Dieci inediti di Michele Leonardi

Scott Bergey, Painting a day in the life

 

 

Non potrò mai spiegarti certe crepe.
Le segrete nelle quali non vorrei che entrassi,
che mi giudicassi deragliato, frantumato,
io che di me so già di esser spacciato, condannato
a sgretolarmi oltre l’indaco e il terreno,
dentro un singhiozzo pieno, sincope
senza preavviso o freno.

Io sento sussultare le pareti, leggo
nei volti lieti per la strada un insulto,
odo un tumulto, grido, squarcio, tanfo
di lembo marcio. E sono
io o siete voi, attorno?
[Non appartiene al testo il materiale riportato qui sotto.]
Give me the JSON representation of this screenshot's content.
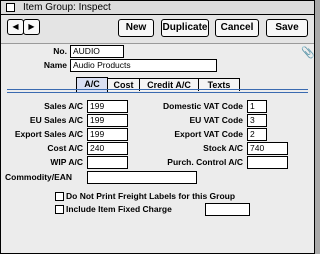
{
  "window": {
    "title": "Item Group: Inspect"
  },
  "toolbar": {
    "prev_glyph": "◀",
    "next_glyph": "▶",
    "new_label": "New",
    "duplicate_label": "Duplicate",
    "cancel_label": "Cancel",
    "save_label": "Save"
  },
  "header": {
    "no_label": "No.",
    "no_value": "AUDIO",
    "name_label": "Name",
    "name_value": "Audio Products",
    "attachment_glyph": "📎"
  },
  "tabs": [
    {
      "label": "A/C",
      "active": true
    },
    {
      "label": "Cost",
      "active": false
    },
    {
      "label": "Credit A/C",
      "active": false
    },
    {
      "label": "Texts",
      "active": false
    }
  ],
  "form": {
    "sales_ac_label": "Sales A/C",
    "sales_ac_value": "199",
    "eu_sales_ac_label": "EU Sales A/C",
    "eu_sales_ac_value": "199",
    "export_sales_ac_label": "Export Sales A/C",
    "export_sales_ac_value": "199",
    "cost_ac_label": "Cost A/C",
    "cost_ac_value": "240",
    "wip_ac_label": "WIP A/C",
    "wip_ac_value": "",
    "commodity_ean_label": "Commodity/EAN",
    "commodity_ean_value": "",
    "domestic_vat_label": "Domestic VAT Code",
    "domestic_vat_value": "1",
    "eu_vat_label": "EU VAT Code",
    "eu_vat_value": "3",
    "export_vat_label": "Export VAT Code",
    "export_vat_value": "2",
    "stock_ac_label": "Stock A/C",
    "stock_ac_value": "740",
    "purch_control_label": "Purch. Control A/C",
    "purch_control_value": "",
    "no_freight_label": "Do Not Print Freight Labels for this Group",
    "no_freight_checked": false,
    "fixed_charge_label": "Include Item Fixed Charge",
    "fixed_charge_checked": false,
    "fixed_charge_value": ""
  }
}
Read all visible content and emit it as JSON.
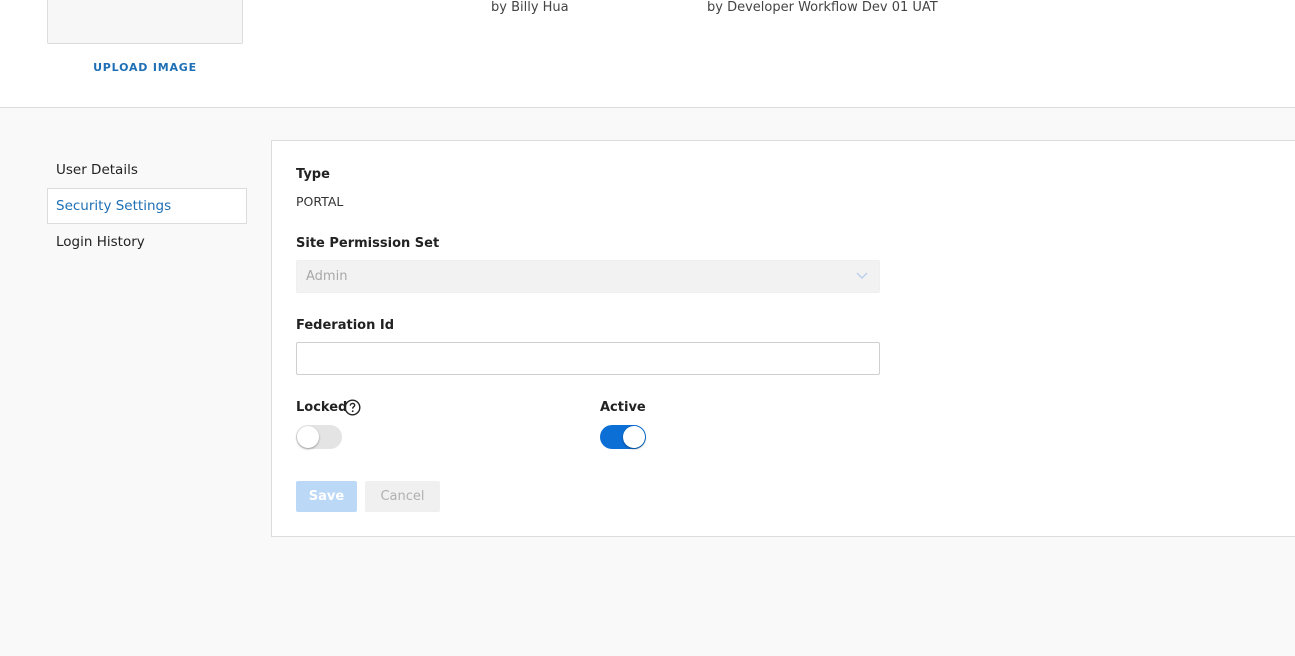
{
  "profile": {
    "upload_label": "UPLOAD IMAGE",
    "created_by": "by Billy Hua",
    "modified_by": "by Developer Workflow Dev 01 UAT"
  },
  "nav": {
    "items": [
      {
        "label": "User Details"
      },
      {
        "label": "Security Settings",
        "active": true
      },
      {
        "label": "Login History"
      }
    ]
  },
  "form": {
    "type_label": "Type",
    "type_value": "PORTAL",
    "permission_label": "Site Permission Set",
    "permission_value": "Admin",
    "federation_label": "Federation Id",
    "federation_value": "",
    "locked_label": "Locked",
    "locked_value": false,
    "active_label": "Active",
    "active_value": true,
    "save_label": "Save",
    "cancel_label": "Cancel"
  },
  "colors": {
    "accent": "#1e6fb5",
    "toggle_on": "#0b6fd6",
    "save_disabled": "#bcd8f7"
  }
}
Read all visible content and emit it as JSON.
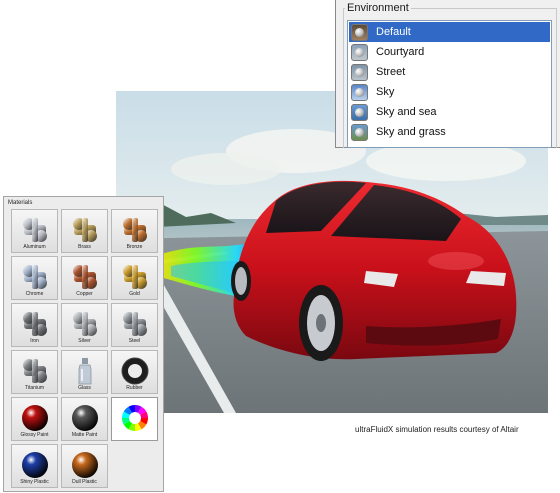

Non me ne frega
un corno delle mie poesie: fatemi spazio, posto.
È più clemente il mostro
delle vostre ipocrisie.

 

*

 

Ho detto al tempo di lasciarti stare.
“Se vuole, se le duole, la posso
allontanare”.  “Non importa, guardi, giuro:
può restare”.

Non ho specificato
che se tu andassi via
io non lo saprei più, dove
guardare.

 

*

 

Perdonami il creato.
Se io non sono stato in
grado, di riamarti
che in modo tanto ingrato, appiombato,
bucato come i fogli
sui quali l’ho vergato.

Hai tanto sopportato
le mie lezioni cieche,
le ridondanti teche, piene
del silenzio
che avevo musicato.
I miei lussuosi crampi

su campi in cui ho giocato, e mai
segnato un punto. Ciampi
te l’avrebbe cantato
di andartene a fanculo.
Io voglio averti addosso, portarti
appresso, sulle spalle;

come un mulo.

 

*

 

Così oggi mi hai abbandonato, è certo.
A un anno esatto dal tuo arrivederci.
Che senso avrebbe, oltre, trattenerci
se vedo i corvi dominare il cielo aperto?

Sostiene Valery: non si ama che un fantasma;
Ed io ho nutrito il tuo, per tanti di quei giorni.
Ora però so bene che, semmai ritorni,
non mancherò di fiato, come colto d’asma.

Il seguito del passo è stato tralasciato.